How Ukrainian farms are finding their niche

May night frosts in Ukraine have severely damaged crops of "Sady Poltavshchyny," a farm specialising in horticulture and vegetable growing. Roman Tsinchenko, the owner, reports that 90% of their cherries, almost all apples, and a significant portion of plums were lost. Some areas were untouched, while others saw over half their berry crops destroyed.

"This year has been tough. Despite using all possible measures against frost, we couldn't save the harvest. Although the forecast indicated a slight drop, temperatures reached -6°C, making our efforts futile," says Tsinchenko.

The farm's losses exceed 1.5 million UAH due to the cherry crop failure alone, which typically provides the first revenue for further production expenses. "In 15 years of work, I've never seen anything like this. The remaining fruits will not provide the planned yield," Tsinchenko states.

"Sady Poltavshchyny" began vegetable farming in 2022, allocating up to 10 hectares for cabbage, peppers, cherry tomatoes, and watermelons this season. Unfortunately, all tomato seedlings were destroyed by frost. Peppers were also affected, but some plants survived.

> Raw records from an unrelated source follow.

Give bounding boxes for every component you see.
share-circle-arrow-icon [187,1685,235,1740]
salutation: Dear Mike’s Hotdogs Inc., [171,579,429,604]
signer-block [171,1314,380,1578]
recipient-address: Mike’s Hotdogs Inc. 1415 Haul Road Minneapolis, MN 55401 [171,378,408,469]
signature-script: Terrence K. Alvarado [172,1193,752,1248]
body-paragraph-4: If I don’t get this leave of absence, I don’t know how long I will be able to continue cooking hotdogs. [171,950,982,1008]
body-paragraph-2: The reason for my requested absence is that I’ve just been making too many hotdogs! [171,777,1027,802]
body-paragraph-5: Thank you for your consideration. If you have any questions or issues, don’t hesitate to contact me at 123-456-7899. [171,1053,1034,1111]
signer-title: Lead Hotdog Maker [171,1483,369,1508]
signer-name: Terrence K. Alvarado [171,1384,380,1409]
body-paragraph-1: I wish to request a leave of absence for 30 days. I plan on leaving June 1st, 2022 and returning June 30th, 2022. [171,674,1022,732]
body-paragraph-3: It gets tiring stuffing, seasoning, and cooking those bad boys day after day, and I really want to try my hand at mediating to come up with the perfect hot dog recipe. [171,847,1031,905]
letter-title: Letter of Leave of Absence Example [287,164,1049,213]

Cabbage, being more frost-resistant, saw no mass die-off, though yield may be impacted.

The farm paused raspberry cultivation to renew plantations. Need 11 million UAH for new ones. They hope to secure a grant from foreign partners to resume in the fall.

Despite challenges, the farm plans to expand vegetable cultivation next year. Tsinchenko emphasises the need to identify demand, calculate volumes, and study the market to operate effectively. Although his passion lies with orchards and berry farming, he will plant vegetables in uncertain times.